Based on the analysis, Africa and Asia account for 95 per cent of the world’s undernourished births in 2023, adding that the data does not include the impact the escalation of violence in the occupied Palestinian territory is having on hunger or the birth rate in the region.

“More than 17 million newborns will this year enter a world where hunger will eat away at their childhood. Hunger will destroy their dreams, silence their play, disrupt their education, and threaten their lives,” said Vishna Shah-Little, Regional Director for Advocacy, Campaigns, Communications and Media for Save the Children in West and Central Africa.

“The future of these children is already compromised before they even take their first breath. We must protect their childhoods and futures before it’s too late,” Save the Children statement partly read.

The group, at the global food security summit in the UK on Monday, addressed the root causes of acute food and nutrition insecurity, adding that “only by putting an end to global conflict, tackling the climate crisis and global inequality, and building more resilient health, nutrition, and social protection systems that are less vulnerable to shocks like COVID-19, conflicts, and the climate crisis will we be able to ensure the same warnings are not ringing out again in the coming years.”

The Child Right organisation also called for greater collaboration, dialogue, and investment across sectors with, and leadership by, local communities to bolster response planning and implementation, as well as our abilities to act early and prevent predictable shocks from turning into crises.

“Save the Children is also calling on world leaders to scale up low-cost interventions to prevent and treat malnutrition: community-based treatment for acute malnutrition, supporting and protecting breastfeeding, and investing in the community and primary-level healthcare,” the organisation added.

The organisation added that for countries where at least 25 per cent of the population is facing chronic hunger, the Democratic Republic of Congo would have the highest number of babies born undernourished this year.

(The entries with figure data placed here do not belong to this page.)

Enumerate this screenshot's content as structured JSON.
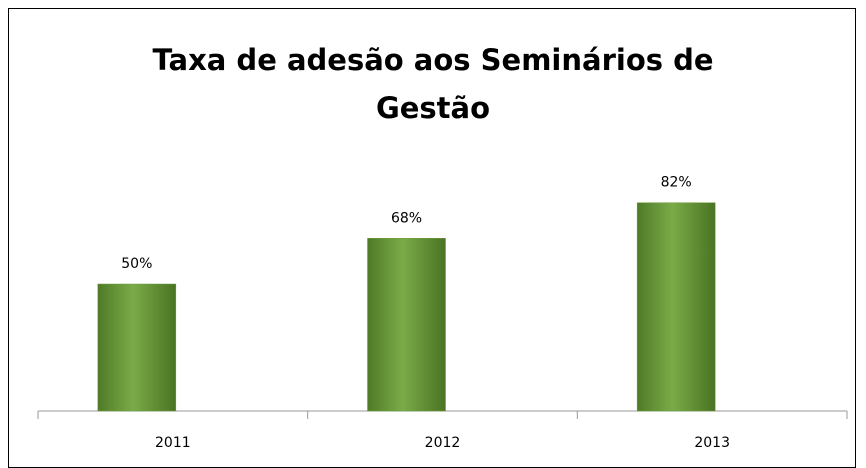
{
  "chart_data": {
    "type": "bar",
    "title": "Taxa de adesão aos Seminários de Gestão",
    "categories": [
      "2011",
      "2012",
      "2013"
    ],
    "values": [
      50,
      68,
      82
    ],
    "value_labels": [
      "50%",
      "68%",
      "82%"
    ],
    "color": "#6a9a3a",
    "ylim": [
      0,
      100
    ]
  }
}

“About 1.5 million newborns are projected to be born into the grips of hunger in the DRC – the highest number recorded for the country since FAO records began in 2001. Projections indicate that in 2023, an estimated 6.6 million children under the age of five will be undernourished in the DRC.”

33-year-old Sifa, living in a displacement camp in North Kivu, DRC, is struggling to feed her five children, including her youngest born just three months ago. After losing three previous children to malaria, cholera, and armed groups, she fears she will lose another, this time to hunger.

“I live in constant fear that I will lose another child. I keep thinking: ‘Will I ever see my children grow and will ever have enough food for them?’ I’m scared of waking up every day to find my baby gone,” Sifa said.

“Since giving birth three months ago, I have been struggling to feed my infant. I know I should eat more, but what little we have I give to my nine-year-old daughter. She already begs for food every day and sleeps hungry, so I try to give her something.

“I know it’s dangerous sending her out there, but we have no other option, she needs to eat,” she said.

Also, Afghanistan is bracing for the highest number of children born into hunger in Asia among countries with vast levels of undernutrition.

Marium, 10 months old, is among the roughly 440,000 children estimated to be born into hunger in Afghanistan this year. At six months, Marium started getting diarrhoea and was later diagnosed with pneumonia due to a weakened immune system.

Her mother, Zolaikha, 23, explained that the family cannot afford nutritious food to help keep her children healthy because of their limited income.

She added, “Since the time we gave her water and homemade food, she started to get diarrhoea. She became severely weak two months ago. She was extremely weak. She was crying all the time, was always in pain or discomfort, and had a high fever.

“I used to cry with her. It was difficult to see my daughter in pain. I hope no one’s child ever gets sick. My other child, Zohra, was also severely malnourished. She had frequent diarrhoea too and later caught pneumonia as well.

“It is all because of drinking unsafe water and not having enough nutritious food.”